On Monday, SAP unveiled its Sports One solution, at Bayern Munich’s Allianz Arena. Sports One is a sports specific, cloud-based unified platform for managing things like business operations and fan engagement, both already used by Bayern, who won their twenty fifth Bundesliga title, last weekend.

It’s Sports One’s performance analysis software, Insights, that’s really got Bayern’s coaching staff and player jazzed. This software crunches thousands of pieces of real-time data about players’ training performance. Coaches can then work on players’ skills, tactical behavior and effort. Medical staff can see that a player is under physical stress and take action before the player gets injured.

The Insight system includes eight cameras that surround the training pitch and software that tracks players’ movements. The system gathers data on key performance indicators: number of touches, average possession time, distance travelled, movement speeds and directional changes.
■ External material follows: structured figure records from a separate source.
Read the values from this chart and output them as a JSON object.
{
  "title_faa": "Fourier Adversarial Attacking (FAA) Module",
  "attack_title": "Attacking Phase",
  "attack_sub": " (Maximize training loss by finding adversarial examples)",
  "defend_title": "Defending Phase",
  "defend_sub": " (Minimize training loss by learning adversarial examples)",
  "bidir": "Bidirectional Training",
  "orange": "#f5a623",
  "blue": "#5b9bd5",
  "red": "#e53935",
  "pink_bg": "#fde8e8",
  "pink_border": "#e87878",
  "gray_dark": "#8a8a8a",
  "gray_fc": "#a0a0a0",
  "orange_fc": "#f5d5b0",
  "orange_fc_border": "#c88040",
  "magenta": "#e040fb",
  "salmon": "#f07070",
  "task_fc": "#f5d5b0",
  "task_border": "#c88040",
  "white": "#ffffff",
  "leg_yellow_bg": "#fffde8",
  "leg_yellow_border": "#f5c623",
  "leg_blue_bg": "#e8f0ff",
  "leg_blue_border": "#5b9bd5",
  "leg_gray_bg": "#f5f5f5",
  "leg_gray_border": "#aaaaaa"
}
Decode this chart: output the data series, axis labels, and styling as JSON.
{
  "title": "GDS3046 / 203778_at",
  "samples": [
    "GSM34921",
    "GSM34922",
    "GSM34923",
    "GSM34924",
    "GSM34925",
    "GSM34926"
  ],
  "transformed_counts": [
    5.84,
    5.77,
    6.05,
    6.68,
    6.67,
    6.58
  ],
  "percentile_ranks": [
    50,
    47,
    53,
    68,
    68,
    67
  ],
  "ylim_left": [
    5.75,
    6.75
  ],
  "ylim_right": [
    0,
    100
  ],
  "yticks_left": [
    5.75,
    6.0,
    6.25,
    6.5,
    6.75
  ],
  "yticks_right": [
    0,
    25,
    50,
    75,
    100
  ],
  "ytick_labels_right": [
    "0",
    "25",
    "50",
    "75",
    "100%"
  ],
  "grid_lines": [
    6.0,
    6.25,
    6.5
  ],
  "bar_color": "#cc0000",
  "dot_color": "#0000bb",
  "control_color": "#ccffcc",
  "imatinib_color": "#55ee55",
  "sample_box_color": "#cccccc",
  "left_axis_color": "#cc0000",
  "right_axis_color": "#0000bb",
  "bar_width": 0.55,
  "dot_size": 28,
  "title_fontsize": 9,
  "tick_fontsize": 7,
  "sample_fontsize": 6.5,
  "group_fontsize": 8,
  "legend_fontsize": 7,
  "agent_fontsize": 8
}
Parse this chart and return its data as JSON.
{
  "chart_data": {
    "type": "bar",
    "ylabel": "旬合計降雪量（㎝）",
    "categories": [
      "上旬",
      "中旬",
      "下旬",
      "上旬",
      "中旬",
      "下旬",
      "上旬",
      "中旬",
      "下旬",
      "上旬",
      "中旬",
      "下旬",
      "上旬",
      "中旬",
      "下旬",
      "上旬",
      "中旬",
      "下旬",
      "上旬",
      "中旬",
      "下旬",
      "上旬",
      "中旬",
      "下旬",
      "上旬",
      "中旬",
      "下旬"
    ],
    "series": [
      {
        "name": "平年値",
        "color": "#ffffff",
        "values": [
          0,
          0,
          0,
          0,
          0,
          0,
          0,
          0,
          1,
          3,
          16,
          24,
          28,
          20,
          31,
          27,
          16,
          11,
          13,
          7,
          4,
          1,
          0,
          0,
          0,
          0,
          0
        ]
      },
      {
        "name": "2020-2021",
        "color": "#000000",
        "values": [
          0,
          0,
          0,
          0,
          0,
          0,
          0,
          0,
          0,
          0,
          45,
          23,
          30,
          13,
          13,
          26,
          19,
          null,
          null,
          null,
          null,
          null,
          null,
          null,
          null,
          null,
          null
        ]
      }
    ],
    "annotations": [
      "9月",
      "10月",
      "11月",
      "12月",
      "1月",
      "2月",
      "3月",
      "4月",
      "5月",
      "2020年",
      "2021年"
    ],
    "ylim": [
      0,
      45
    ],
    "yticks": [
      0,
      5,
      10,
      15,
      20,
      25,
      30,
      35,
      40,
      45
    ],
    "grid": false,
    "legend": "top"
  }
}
“You can place all this data on a cloud or a central platform and transmit this in real time to players and other users on their own devices,” says SAP Executive Board member, Bernd Leukert. 

Sports One is powered by SAP’s High-performance Analytical Appliance (HANA) platform, a relational database management system designed to simultaneously handle high transaction rates and complex query processing.

“In just ten minutes, ten players with three balls can produce over seven million data points,” says Germany manager, and former star striker, Oliver Bierhoff. “The SAP HANA platform processes this data in real time, enabling our coaches to customize training and prepare for the next game.”

Bierhoff adds that at the World Cup, the Germans put up a big screen in the players’ lounge at their training camp, with all the data on it. “Players are used to working with data and video sequences,” he says. “This technology puts together the information in ways that is interesting for the player to look at. The answers they find there help improve their performance.”

At the 2010 World Cup, German players took, on average, 3.4 seconds to release the ball, much longer than the likes of Spain, Italy and Brazil. German head coach, Joachim Low, was convinced that this is why Germany had come up short against the very best sides in 2010, and again in the 2012 European Championships. In Brazil, last summer, with the help of Insights, the German players reduced their average possession time to 1.1 second.

Insights is spreading to other sports. The Czech national hockey team plans to use an adapted version of SAP Insights at the upcoming World Championships. SAP also provides performance analysis software for the Women’s Tennis Association.